Recently, the effects of quercetin on the differentiation and proliferation of human adipose tissue-derived stromal cells (hADSC) were determined (Kim BP 2006) [16]. Quercetin was found to increase osteogenic differentiation in a dose-dependent manner. Quercetin pretreatment administered prior to the induction of differentiation also exerted stimulatory effects on the osteogenic differentiation of hADSC. RT-PCR and real time PCR analysis showed that quercetin treatment induced an increase in the expression of osteopontin, BMP2, alkaline phosphatase and Runx2. Quercetin inhibited the proliferation of hADSC, but did not affect their survival. The pretreatment of quercetin increased ERK phosphorylation during osteogenic differentiation, although it did not increase ERK activity in control culture condition. ICI182780, a specific estrogen receptor antagonist, failed to inhibit the effects of quercetin on osteogenic differentiation. These findings indicated that quercetin enhances osteogenic differentiation via an independent mechanism from ER activation.

Further research on various gene expressions in osteoblasts, mesenchymal cells and endothelial cells during the early healing of quercetin in collagen matrix is needed to confirm the mechanism of its osteogenic effect.

This study has considerable significance as quercetin is a commonly used health supplement. It gained interests in research by its multiple health maintenance effects.

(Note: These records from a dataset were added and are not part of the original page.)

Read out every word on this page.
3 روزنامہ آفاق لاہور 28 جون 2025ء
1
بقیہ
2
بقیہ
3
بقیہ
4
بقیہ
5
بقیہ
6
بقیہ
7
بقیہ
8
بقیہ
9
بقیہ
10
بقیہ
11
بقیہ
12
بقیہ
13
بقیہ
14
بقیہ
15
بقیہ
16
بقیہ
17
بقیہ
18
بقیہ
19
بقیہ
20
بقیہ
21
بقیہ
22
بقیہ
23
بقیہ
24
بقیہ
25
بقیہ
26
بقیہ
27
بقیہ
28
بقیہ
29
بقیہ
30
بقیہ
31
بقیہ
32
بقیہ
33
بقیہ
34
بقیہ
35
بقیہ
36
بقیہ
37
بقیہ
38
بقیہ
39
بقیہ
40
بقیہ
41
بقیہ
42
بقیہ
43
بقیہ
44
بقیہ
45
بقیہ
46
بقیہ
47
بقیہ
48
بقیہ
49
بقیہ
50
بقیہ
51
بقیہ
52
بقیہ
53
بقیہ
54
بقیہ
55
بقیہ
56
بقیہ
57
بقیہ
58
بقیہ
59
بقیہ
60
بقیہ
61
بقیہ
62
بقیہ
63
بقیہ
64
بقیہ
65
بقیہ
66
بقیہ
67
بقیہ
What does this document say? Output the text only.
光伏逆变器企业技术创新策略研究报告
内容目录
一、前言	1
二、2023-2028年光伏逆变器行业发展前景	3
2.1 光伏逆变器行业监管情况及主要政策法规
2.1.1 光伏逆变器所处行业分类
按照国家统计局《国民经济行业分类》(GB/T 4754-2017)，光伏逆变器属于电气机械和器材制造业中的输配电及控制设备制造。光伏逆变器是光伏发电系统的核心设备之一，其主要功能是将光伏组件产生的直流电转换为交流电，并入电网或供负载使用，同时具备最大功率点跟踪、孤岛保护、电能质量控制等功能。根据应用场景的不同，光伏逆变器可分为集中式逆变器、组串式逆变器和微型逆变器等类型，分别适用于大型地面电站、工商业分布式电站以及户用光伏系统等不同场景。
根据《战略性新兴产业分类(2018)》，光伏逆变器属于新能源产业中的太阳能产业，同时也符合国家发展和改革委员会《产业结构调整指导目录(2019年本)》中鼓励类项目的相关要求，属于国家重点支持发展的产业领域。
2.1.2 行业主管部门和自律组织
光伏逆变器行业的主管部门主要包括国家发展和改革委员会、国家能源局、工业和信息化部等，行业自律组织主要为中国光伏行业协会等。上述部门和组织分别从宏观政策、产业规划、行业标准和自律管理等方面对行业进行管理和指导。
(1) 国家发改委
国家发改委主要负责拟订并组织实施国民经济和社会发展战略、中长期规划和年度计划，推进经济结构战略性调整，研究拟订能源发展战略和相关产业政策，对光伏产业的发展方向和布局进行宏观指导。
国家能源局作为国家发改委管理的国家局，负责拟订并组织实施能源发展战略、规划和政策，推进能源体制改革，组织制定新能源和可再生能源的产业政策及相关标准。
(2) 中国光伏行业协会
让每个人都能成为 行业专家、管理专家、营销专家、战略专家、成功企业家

This is the first study that demonstrated quercetin local osteogenic effect and its possibility in causing bone formation at the centre of the bone defect, which was rare with other osteogenic agents (Wong BJOMS 2003) [14] (Wong JOMS 2006) [17] (Wong Biomaterials 2007) [18] (Wong OC 2007) [19] (Wong BJMRA in press) [20]. The limitations of this study are: Firstly, this study is looking at the histological picture qualitatively about the effect of grafting quercetin in bone defects, a quantitative assessment is needed to compare the amount of bone formed between the experimental and control group with a bigger sample size to show whether quercetin increases in bone formation. Secondly, there are concerns about the effectiveness of oestrogen replacement therapy in the prevention of osteoporosis, therefore, further studies are needed to determine the systemic effect of quercetin on bone metabolism on bone before clinical trials for its use in the prevention of osteoporosis to be considered.

Specific concentration of quercetin increased alkaline phosphatase activity of MC3T3-E1 cells in vitro. This study also discovered the potential of quercetin to be used as a local osteogenic agent in vivo. Further research is needed to optimize its use and to gain further understanding on its bone forming mechanism.